By Georgina Prodhan
LONDON, March 27 (Reuters) - The Financial Times is gaining market share in readership and advertising as the global economic crisis plays to its strengths, its chief executive says, but no increase in headcount should be expected this year.
Online subscriptions are growing with revenues up about 20 percent in February, and the FT’s venture into video is paying for itself many times over, said John Ridding, who runs the newspaper and its online business, part of British publishing group Pearson (PSON.L).
“This story, it’s our story,” he said, referring to the recession gripping much of the world. “What’s going on out there is absolutely in our zone.”
Ridding declined to comment in detail on expected staffing levels. The FT is currently cutting about 5 percent of its staff, or 80 jobs, across its global operations. It has offered staff options to work a shorter week and take extended leave.
He said only that staff numbers, which rose in 2008, were unlikely to do so again this year. “We’ve got to be pretty careful this year... because it’s tough and there’s not much visibility, so I wouldn’t expect them to.”
Ridding did not rule out further increases in the price of the FT newspaper, which currently costs 1.80 pounds ($2.60) for the weekday edition and 2.30 pounds at weekends.

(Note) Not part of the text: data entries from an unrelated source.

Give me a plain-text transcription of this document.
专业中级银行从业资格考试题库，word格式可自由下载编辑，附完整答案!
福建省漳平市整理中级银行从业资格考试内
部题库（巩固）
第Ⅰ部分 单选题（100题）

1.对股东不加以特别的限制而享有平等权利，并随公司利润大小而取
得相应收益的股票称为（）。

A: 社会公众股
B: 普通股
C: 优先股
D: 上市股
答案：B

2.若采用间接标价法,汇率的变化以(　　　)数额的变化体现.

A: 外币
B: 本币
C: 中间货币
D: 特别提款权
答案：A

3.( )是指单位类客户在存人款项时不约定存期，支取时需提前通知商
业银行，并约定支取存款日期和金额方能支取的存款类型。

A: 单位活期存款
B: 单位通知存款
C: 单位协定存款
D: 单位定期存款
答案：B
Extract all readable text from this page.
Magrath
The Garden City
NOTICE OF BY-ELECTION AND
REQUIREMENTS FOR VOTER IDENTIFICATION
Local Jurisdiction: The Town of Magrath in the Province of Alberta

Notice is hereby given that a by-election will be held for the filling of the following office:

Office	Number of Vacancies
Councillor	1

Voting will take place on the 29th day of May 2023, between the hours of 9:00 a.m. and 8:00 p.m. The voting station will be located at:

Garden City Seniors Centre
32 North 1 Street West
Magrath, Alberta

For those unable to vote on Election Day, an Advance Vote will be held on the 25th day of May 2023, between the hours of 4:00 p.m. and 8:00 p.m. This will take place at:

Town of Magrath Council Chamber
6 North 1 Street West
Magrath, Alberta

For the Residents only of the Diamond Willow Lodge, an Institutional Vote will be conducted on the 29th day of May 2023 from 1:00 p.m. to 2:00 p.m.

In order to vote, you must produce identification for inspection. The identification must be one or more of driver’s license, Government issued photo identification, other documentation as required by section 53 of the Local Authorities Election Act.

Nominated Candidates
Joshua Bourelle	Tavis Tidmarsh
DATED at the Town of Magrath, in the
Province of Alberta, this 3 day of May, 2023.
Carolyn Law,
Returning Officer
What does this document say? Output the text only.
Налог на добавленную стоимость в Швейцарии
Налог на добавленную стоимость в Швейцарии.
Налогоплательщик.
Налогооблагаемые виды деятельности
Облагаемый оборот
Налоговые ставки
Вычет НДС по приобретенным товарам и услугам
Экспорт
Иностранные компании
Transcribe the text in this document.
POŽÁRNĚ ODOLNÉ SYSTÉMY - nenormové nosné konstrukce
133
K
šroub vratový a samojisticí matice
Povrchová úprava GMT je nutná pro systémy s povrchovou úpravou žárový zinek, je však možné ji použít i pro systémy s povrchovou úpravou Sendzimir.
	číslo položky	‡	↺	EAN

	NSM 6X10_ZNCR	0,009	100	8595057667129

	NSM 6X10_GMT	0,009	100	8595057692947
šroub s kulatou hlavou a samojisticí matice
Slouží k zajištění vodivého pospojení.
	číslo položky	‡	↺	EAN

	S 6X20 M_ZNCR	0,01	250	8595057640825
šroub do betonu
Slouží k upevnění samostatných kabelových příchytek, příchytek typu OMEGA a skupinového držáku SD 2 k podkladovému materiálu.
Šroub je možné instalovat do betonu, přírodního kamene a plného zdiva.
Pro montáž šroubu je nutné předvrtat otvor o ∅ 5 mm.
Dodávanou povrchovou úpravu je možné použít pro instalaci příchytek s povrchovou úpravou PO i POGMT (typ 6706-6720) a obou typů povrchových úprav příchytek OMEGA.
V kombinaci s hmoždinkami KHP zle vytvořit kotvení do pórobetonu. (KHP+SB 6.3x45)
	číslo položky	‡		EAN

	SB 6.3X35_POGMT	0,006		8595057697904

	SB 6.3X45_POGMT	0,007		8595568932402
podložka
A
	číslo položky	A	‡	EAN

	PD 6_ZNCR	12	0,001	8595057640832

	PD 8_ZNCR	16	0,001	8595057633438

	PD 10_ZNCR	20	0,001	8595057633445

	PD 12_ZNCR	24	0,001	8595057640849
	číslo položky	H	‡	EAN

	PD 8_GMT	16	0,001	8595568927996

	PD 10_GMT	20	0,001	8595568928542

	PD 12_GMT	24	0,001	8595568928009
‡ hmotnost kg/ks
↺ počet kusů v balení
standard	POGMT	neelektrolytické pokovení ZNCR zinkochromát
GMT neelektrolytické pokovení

The company has recently raised prices for online subscriptions.
“People should be confident about charging for quality journalism, and we are,” he said. “We’re always looking at our pricing,” he added.
Asked whether the FT, had received any takeover approaches, Ridding replied: “No.”
He said Pearson, which also publishes educational texts and Penguin Books, had been very supportive of the FT’s ventures into global expansion and digital products.